Manusia diciptakan Alloh [swt] sebagai makhluk sosial, ia tidak dapat melangsungkan kehidupannya kecuali dengan saling tolong-menolong satu sama lain. Hal ini dikuatkan dengan adanya perbedaan status sosial, jenis kelamin, kemampuan berfikir, kekuatan fisik dan kepemilikan harta, ini semua merupakan sunnatulloh yang tidak bisa dielakkan, semata-mata agar manusia saling membutuhkan dan tolong-menolong.
Alloh [swt] berfirman yang artinya:
“Kami telah meninggikan sebagian mereka atas sebagian yang lain beberapa derajat, agar sebagian mereka dapat mempergunakan sebagian yang lain. Dan rahmat Robbmu lebih baik dari apa yang mereka kumpulkan.” (QS. az-Zukhruf [43]: 32)

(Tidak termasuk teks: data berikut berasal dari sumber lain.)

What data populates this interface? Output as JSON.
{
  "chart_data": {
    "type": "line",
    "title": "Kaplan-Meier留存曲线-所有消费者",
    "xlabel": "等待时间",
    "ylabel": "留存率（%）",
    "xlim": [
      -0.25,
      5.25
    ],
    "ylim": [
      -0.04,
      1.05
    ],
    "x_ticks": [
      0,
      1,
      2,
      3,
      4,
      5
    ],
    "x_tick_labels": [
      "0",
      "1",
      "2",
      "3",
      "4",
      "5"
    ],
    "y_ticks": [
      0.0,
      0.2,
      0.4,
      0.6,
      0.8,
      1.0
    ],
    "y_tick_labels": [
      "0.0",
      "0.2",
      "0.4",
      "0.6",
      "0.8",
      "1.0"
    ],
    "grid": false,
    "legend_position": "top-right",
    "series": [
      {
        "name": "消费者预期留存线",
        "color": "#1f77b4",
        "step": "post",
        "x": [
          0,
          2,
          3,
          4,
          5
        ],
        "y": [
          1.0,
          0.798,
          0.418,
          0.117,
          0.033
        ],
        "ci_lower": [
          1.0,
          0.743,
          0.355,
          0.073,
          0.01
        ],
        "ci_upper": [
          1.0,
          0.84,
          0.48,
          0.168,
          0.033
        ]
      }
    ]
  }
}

Di lingkungan sekitar kitapun kita saksikan betapa banyaknya makhluk-makhluk Alloh [swt] selain manusia yang hidup saling tolong-menolong, kita ambil contoh koloni semut dan lebah. Kita perhatikan bagaimana naluri semut dan lebah yang hidup saling tolong-menolong dan bergotong royong dalam mencari makan, membuat sarang, berkembang-biak, bahkan mereka tolong-menolong dalam mempertahankan kelompoknya dari serangan musuh. Ini semua pelajaran yang berharga bagi orang-orang yang berfikir.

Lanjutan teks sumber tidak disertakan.